С надеждой понемногу возвращалось и здоровье. Один за другим исчезали психосоматические симптомы. Сначала Сурен снова научился писать. Как-то раз, в 1657 году, после восемнадцати лет вынужденной неграмотности, он вдруг взял перо и написал целых три страницы размышлений о духовной жизни. Буквы получились «такими неуклюжими, что их едва можно было прочесть», но это не имело значения. Главное — рука наконец начала его слушаться, равно как и рассудок.
Еще через три года он снова научился ходить. Это произошло, когда он гостил в деревне, у своего друга. Вначале иезуита переносили из спальни в столовую и обратно двое лакеев, «ибо я не мог сделать ни единого шага, не вскрикивая от боли. Это были не те боли, которые ведомы паралитикам, а судороги, стискивавшие мои внутренности, так что я испытывал сильнейшее раздражение в чреве». 27 октября 1660 года к Сурену приехал родственник, и когда гость собрался уходить, Сурен с огромным трудом потащился к двери его провожать. Там он стоял, глядя вслед уходящему, смотрел в сад и вдруг «начал отчетливо видеть все те предметы, которых из-за чрезмерной воспаленности нервов не замечал все эти пятнадцать лет». Вместо привычной боли Жан-Жозеф вдруг ощутил «некоторую живость». Он спустился по пяти или шести ступенькам, сошел в сад и стал озираться по сторонам. Он видел кусты, зеленую траву, цветы, деревья. А еще дальше, на низких холмах желтели листвой осенние леса, весь пейзаж серебрился под лучами неяркого солнца. Ветра не было, и тишина нависла над миром, словно хрустальный полог. Повсюду разворачивался чудесный спектакль красок, силуэтов и линий. Время шло, и в то же время не двигалось, ибо Сурен ощущал присутствие вечности.

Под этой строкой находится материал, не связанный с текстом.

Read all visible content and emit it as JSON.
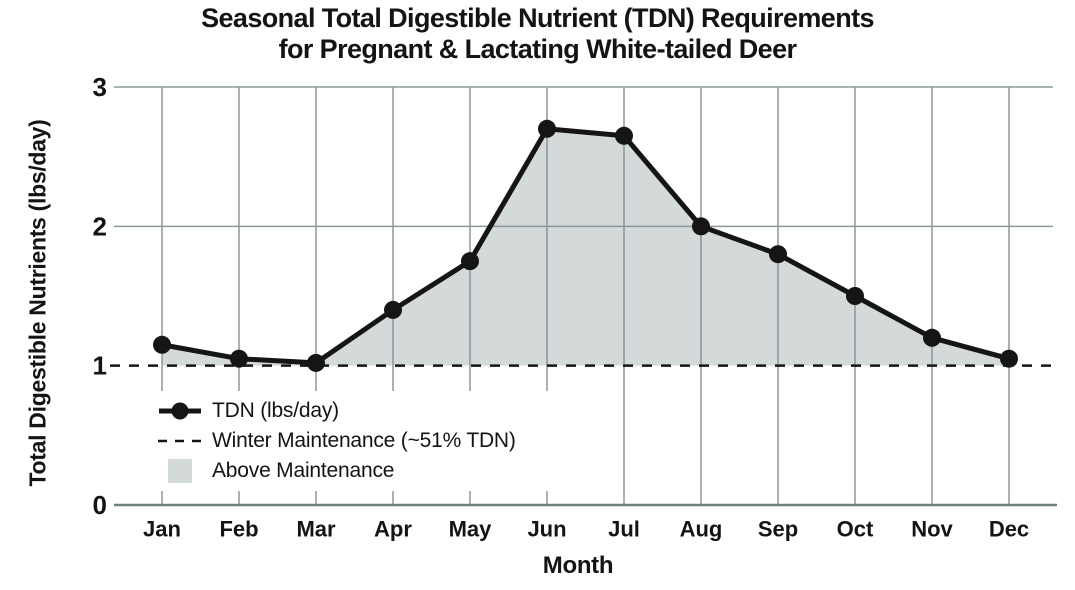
{
  "title": {
    "line1": "Seasonal Total Digestible Nutrient (TDN) Requirements",
    "line2": "for Pregnant & Lactating White-tailed Deer"
  },
  "chart_data": {
    "type": "line",
    "title": "Seasonal Total Digestible Nutrient (TDN) Requirements for Pregnant & Lactating White-tailed Deer",
    "xlabel": "Month",
    "ylabel": "Total Digestible Nutrients (lbs/day)",
    "categories": [
      "Jan",
      "Feb",
      "Mar",
      "Apr",
      "May",
      "Jun",
      "Jul",
      "Aug",
      "Sep",
      "Oct",
      "Nov",
      "Dec"
    ],
    "series": [
      {
        "name": "TDN (lbs/day)",
        "style": "solid-line-with-circle-markers",
        "values": [
          1.15,
          1.05,
          1.02,
          1.4,
          1.75,
          2.7,
          2.65,
          2.0,
          1.8,
          1.5,
          1.2,
          1.05
        ]
      },
      {
        "name": "Winter Maintenance (~51% TDN)",
        "style": "horizontal-dashed-line",
        "value": 1.0
      }
    ],
    "area": {
      "name": "Above Maintenance",
      "between": [
        "TDN (lbs/day)",
        "Winter Maintenance (~51% TDN)"
      ]
    },
    "ylim": [
      0,
      3
    ],
    "yticks": [
      0,
      1,
      2,
      3
    ],
    "solid_grid_yticks": [
      2,
      3
    ],
    "grid": true,
    "legend_position": "inside lower left"
  },
  "colors": {
    "line": "#151515",
    "marker": "#151515",
    "maintenance_line": "#151515",
    "area_fill": "#d4d9d9",
    "gridline": "#8a9898",
    "axis": "#6f8080",
    "text": "#141414",
    "background": "#ffffff"
  }
}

На следующий день Сурен снова отважился ступить во внешний мир, о существовании которого за минувшие годы почти совершенно забыл. День за днем его экспедиции становились все смелее, и однажды он дерзнул добраться до самого колодца. Впервые колодец не поманил его возможностью самоубийства. Монах даже вышел за пределы сада и бродил, утопая в мертвых листьях, по роще, расположенной за пределами монастыря.
Жан-Жозеф был исцелен.
Говоря об открытии внешнего мира, Сурен пишет про «чрезвычайную обостренность нервов». Но эта обостренность не мешала ему по-прежнему сосредоточенно размышлять о теологических проблемах и о фантазиях, которые произрастали из теологии. В свое время именно эта болезненная увлеченность столь катастрофическим образом отрезала его от природы. Еще задолго до начала болезни, оторвавшей его от жизни, Сурен существовал в мире, где слова и их производные были куда существеннее, чем подлинная жизнь, ее явления и предметы. С утонченным безумием человека, не знающего предела в вере, Лальман учит, что «ничему на свете не следует дивиться и изумляться кроме Святого Причастия. Если Бог и способен удивляться, то Он удивился бы лишь этой тайне, да еще разве что тайне Воскрешения… После Воскрешения удивляться нам нечему». Не радуясь и не удивляясь ничему в окружающем мире, Сурен лишь следовал предписаниям своего учителя. Он мечтал лишь о том, чтобы давать, но не хотел ничего брать. А ведь наивысший Дар Божий — это именно акт дарения. Царство Божие должно наступить на земле, а для этого нужно принять земную жизнь такой, какая она есть, а не такой, какой она представляется разуму, подточенному догмами, а также неосновательными предпочтениями и предрассудками.